The reason for FSCA’s investigation on Mirror Trading International (MTI) is that “the current MTI business model requires it to be in possession of a financial service provider license,” according to Bitcoin.com. ” Similarly, TSSB accused MTI of operating in Texas without the necessary approvals or licenses.

“The FSCA is investigating the activities of Mirror Trading International,” South Africa’s regulator said in a press release. “The FSCA is of the view that the current business model of Mirror Trading International requires it to be in possession of a financial service provider license.”

“MTI has informed us that they accept clients’ funds in the form of Bitcoin, pool the funds into one trading account on a forex derivative trading platform, and conduct high-frequency trading through the utilisation of a Bot,” FSCA added. “If this is being done as described, then this amounts to financial services, hence the licence requirement.”

However, one of the FSCA’s biggest concerns is that the company promised as high as 10 percent per month returns to its clients, which the regulator deemed to be unrealistic, according to Cointelegraph. In addition, the FSCA is also concerned if the 2.9 billion South African Rand or around $168 million client funds that MTI claims to be in trading accounts really exist.

“However, the FSCA has a much greater concern about the activities of the company,” the FSCA said. “MTI claims to have more than R2.9 billion (at current conversion rates) in clients’ funds in trading accounts, but we have not been able to conclusively confirm that the funds exist.”
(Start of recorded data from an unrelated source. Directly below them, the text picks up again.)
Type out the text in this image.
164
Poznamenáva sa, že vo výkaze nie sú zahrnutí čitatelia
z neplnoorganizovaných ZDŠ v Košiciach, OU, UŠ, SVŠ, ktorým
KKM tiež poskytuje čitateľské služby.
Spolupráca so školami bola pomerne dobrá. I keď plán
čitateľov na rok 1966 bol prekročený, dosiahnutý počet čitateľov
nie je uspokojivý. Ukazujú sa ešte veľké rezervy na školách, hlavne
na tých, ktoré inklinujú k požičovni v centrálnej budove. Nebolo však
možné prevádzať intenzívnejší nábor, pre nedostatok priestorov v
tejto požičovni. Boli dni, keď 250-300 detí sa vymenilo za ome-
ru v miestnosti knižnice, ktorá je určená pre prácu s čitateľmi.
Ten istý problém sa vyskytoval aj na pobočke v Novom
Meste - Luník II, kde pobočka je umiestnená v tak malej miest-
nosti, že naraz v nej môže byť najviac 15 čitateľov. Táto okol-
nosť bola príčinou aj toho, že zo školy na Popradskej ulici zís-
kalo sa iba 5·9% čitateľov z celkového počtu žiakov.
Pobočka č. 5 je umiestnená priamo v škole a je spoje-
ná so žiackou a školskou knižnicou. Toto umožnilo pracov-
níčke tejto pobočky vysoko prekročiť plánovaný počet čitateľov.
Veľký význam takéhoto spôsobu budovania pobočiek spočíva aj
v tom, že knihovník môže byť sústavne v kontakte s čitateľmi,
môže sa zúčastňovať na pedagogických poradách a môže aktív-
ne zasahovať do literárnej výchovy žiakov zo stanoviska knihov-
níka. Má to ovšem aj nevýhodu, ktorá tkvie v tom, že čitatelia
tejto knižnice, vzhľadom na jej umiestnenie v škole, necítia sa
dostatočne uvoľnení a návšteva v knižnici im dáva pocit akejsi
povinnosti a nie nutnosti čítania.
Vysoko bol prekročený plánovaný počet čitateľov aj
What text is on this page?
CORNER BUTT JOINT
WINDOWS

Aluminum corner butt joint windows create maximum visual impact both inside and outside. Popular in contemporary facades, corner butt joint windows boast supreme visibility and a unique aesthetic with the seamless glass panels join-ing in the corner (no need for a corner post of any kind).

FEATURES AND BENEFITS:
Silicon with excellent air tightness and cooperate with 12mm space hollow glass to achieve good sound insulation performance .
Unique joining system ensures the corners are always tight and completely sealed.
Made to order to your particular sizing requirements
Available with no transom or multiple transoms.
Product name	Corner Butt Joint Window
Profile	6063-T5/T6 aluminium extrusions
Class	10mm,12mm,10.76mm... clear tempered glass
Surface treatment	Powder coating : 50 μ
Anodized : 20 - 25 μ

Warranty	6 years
The investigation is still ongoing as FSCA noted that MTI has “partially cooperated with the agency.” Meanwhile, the South African regulator recommended to clients to pull out their funds from the investment firm.

“MTI has undertaken to inform all of its clients of the investigation and to provide the opportunity to all its clients to withdraw their assets that are with MTI,” the FSCA added. “We recommend that clients request refunds into their own accounts as soon as possible.”